The intrauterine device (the IUD) is over 99 per cent effective in preventing pregnancy from taking place, but is it possible to get pregnant while using an IUD? Here is everything you need to know about the effectiveness, the risks of the IUD coil, and how it works.
In this article:
What is the coil?
The IUD, which is known more commonly as the coil, is a small t shaped contraceptive device that is fitted into the uterus to prevent unwanted pregnancy.
The intrauterine device can stay in the womb from 5-10 years depending on your age and the type of IUD.
How does it work?
The IUD, made from plastic and copper, stops the transport of sperm into the fallopian tubes and from reaching the woman's egg, preventing it from surviving in the womb and fertilising it by releasing copper into the body. The release of copper changes the make-up of the fluids in the womb and delays the egg getting to the womb which stops it from implanting.
The IUD prevents pregnancy from the moment it is fitted until it is removed by a specialist. Although the coil prevents pregnancy, it cannot prevent you from getting sexually transmitted infections (STI's.)
How effective is it and can you get pregnant?
The NHS says the IUD coil is more than 99 per cent effective as a form of birth control and it can be fitted any time during your cycle, as long as you aren't pregnant. However, there is a chance you could get pregnant if the IUD has moved, and is no longer in place.
How to check the coil is still in place:
When you get an IUD fitted, the nurse will teach you how to check that it's still in place by feeling for the two thin threads which should be at the top of your vagina.
Although it is highly unlikely the threads will come out, the NHS recommends to check it is in place a few times in the first month of getting it fitted, and after each period, or regularly.
If you cannot feel the threads or think they have moved, you might not be protected from pregnancy.
The NHS has provided the advantages and disadvantages of getting the coil fitted:
It protects against pregnancy for 5 or 10 years, depending on the type.
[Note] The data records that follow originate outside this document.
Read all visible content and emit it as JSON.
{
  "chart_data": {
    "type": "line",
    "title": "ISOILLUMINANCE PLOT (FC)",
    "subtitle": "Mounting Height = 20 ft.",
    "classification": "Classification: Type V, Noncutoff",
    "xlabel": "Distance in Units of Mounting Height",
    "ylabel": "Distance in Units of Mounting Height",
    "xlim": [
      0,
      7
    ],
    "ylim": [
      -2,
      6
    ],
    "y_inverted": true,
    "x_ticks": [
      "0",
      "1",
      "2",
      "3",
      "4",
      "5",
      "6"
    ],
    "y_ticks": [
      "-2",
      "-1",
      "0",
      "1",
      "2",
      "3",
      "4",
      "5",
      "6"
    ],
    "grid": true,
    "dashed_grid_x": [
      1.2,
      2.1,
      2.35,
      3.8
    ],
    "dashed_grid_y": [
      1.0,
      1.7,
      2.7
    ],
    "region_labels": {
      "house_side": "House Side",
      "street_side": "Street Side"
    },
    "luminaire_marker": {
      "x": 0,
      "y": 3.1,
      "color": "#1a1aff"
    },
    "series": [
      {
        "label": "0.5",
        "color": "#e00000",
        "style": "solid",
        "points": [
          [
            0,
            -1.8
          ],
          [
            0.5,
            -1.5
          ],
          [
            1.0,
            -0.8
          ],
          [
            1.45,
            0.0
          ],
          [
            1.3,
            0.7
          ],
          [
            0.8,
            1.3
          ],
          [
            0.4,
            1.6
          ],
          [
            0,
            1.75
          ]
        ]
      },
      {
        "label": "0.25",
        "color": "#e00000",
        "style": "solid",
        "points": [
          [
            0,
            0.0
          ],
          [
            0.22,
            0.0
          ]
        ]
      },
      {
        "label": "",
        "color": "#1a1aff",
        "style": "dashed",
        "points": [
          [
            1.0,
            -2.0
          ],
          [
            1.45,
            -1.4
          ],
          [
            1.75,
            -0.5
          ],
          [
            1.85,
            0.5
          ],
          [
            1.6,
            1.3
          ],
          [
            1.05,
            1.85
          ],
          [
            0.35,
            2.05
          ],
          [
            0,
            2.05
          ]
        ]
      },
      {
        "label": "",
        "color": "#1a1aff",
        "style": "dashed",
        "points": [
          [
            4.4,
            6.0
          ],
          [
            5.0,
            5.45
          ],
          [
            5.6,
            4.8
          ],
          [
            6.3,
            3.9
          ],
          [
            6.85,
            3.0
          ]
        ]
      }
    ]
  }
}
Once an IUD is fitted, it works straight away.
Most women can use it.
There are no hormonal side effects, such as acne, headaches or breast tenderness.
It does not interrupt sex.
It's safe to use an IUD if you're breastfeeding.
It's possible to get pregnant as soon as the IUD is removed.
It's not affected by other medicines.
There's no evidence that an IUD will affect your weight or increase the risk of cervical cancer, cancer of the uterus or ovarian cancer.
Your periods may become heavier, longer or more painful, though this may improve after a few months.
It does not protect against STIs, so you may need to use condoms as well.
If you get an infection when you have an IUD fitted, it could lead to a pelvic infection if not treated.
Most women who stop using an IUD do so because of vaginal bleeding and pain, although these side effects are uncommon.
The risks of the coil:
Pelvic infection: You will be checked for any existing infections before getting the coil. However, there is a small chance of getting a pelvic infection in the first 20 days after getting the coil.
Thrush: There's an increased chance that you might get thrush, that keeps coming back, once the coil has been fitted.
Rejection/displacement: An uncommon risk of getting the coil is that it could be rejected by your womb, or it can move.
Womb damage: Having the IUD fitted can make a hole in the womb when it has been put in, but this is rare.
Ectopic pregnancy: If the coil fails by moving, there is a small risk of having an ectopic pregnancy.
How to remove the IUD
If you have decided you want to have the coil removed for whatever reason, this is not something you should do yourself. It can be removed at any time by a trained doctor or nurse, you simply need to book an appointment to remove the device.